Trey had been a key member of the basketball team throughout middle school and as a freshman and sophomore at high school.
He regularly made All-Star teams and
many predicted a bright future for the utility player. That was until his world received a shuddering halt as he entered his junior year at Vestavia Hills High School in Alabama
when he was unexpectedly cut from the team and was told to pursue pole vault instead.
It was, he recalls, a devastating blow.
"It was probably the worst thing to happen to me, and looking back
I was not ready for that," says Hardee. "I didn't handle it very well at all. I don't think I went to school the next day. I think my mum, and the whole town, couldn't believe it. I was always on the team and I even got a whole bunch of letters from people in the community offering their support."
Yet pole vault offered an escape route and a means of venting his frustration. Trey had some pole vault experience and the discipline appealed to him. The event, he says "was a whole bunch of fun" and he took on the new challenge with gusto.
"Nobody is naturally gifted at the pole vault," he explains. "It’s something you have to work on. It was not really an addiction, but sometimes it felt like it at High School."
He earned some encouraging results and was later accepted for Mississippi State University. It was here
he was persuaded by his coach to branch out and try the decathlon. He reluctantly agreed, but quickly realised he could run a useful 100m dash and had a natural ability in the high jump.
"Pole vaulters are often the ones who turn to the decathlon,” says Hardee. “It was like, okay, let's train for the decathlon and go from there.'"
However, his multi-event debut, an indoor pentathlon, does not hold too many fond memories.
"I did horribly," he recalls. "I was down in 13th or 14th and not having fun. I jumped 5.10m in the pole vault the next morning and I said, 'okay, I can pole vault so that's what I'll be doing (in future).'”
But
three weeks later he was persuaded to compete in his first decathlon and he acquitted himself much better to the ten-discipline event,
which gave him more scope to showcase his speed than in the pentathlon.
He racked up a score of 7156pts and qualified for the NCAA Championships.
Suddenly, the US athlete was far more than just a pole vaulter he was now a decathlete – a journey which six years later would lead him to the very top of the world.
However, he insists this journey would not have been possible without his background in several other sports. In fact,
the Texas-based athlete is adamant for any track and field athlete, a broad background of sports is crucial.
"I played every sport under the sun while I was growing up," he explains. "My day care was going to football camps and playing soccer with my mates. I didn’t try track and field, at least competitively, until I was 16 or 17 years old but I wouldn't have had it any other way.
I got to try every sport and found out what I enjoyed.
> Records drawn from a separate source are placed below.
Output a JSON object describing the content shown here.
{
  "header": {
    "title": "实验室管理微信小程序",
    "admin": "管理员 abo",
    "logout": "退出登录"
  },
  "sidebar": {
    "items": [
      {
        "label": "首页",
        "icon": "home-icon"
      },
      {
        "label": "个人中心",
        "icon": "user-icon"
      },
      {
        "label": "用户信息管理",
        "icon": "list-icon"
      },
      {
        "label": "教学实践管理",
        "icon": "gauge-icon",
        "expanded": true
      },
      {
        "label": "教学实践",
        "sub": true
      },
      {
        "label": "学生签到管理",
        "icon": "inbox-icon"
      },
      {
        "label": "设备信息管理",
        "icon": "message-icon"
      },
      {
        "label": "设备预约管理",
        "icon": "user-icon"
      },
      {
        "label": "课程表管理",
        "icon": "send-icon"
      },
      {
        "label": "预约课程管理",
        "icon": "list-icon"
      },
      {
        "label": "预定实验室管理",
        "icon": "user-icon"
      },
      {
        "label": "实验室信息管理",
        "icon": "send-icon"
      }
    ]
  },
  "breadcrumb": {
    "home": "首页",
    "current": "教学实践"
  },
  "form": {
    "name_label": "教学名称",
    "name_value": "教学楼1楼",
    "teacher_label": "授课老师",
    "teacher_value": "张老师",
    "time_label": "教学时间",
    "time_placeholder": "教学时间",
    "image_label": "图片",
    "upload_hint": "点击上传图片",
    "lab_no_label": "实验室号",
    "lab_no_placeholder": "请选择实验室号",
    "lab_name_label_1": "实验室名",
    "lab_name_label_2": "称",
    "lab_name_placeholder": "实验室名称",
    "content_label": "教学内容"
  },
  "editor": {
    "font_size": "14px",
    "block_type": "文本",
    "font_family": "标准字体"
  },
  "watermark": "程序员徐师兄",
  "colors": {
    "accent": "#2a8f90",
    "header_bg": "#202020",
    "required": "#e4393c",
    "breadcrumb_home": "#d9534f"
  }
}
I got to grow into things, especially team sports. You learn about sportsmanship and learn what sport is all about. Track and field is more about testing yourself and learning about yourself and life," he says.
Such are Hardee's all around sporting attributes he could probably have excelled in several areas, but
spikesmag.com cheekily asks if is there one sport he is not so hot at.
"Water sports," he answers without hesitation. "I could be a decent swimmer but I struggle with anything that is being pulled by a boat. I can't wake board or (water) ski to save my life."
Thankfully, water skiing is not within the ten-discipline decathlon and does not blunt his current status as
the world's greatest all around athlete – a standing he might never have achieved had it not been for the, er, foresight of a High School basketball coach.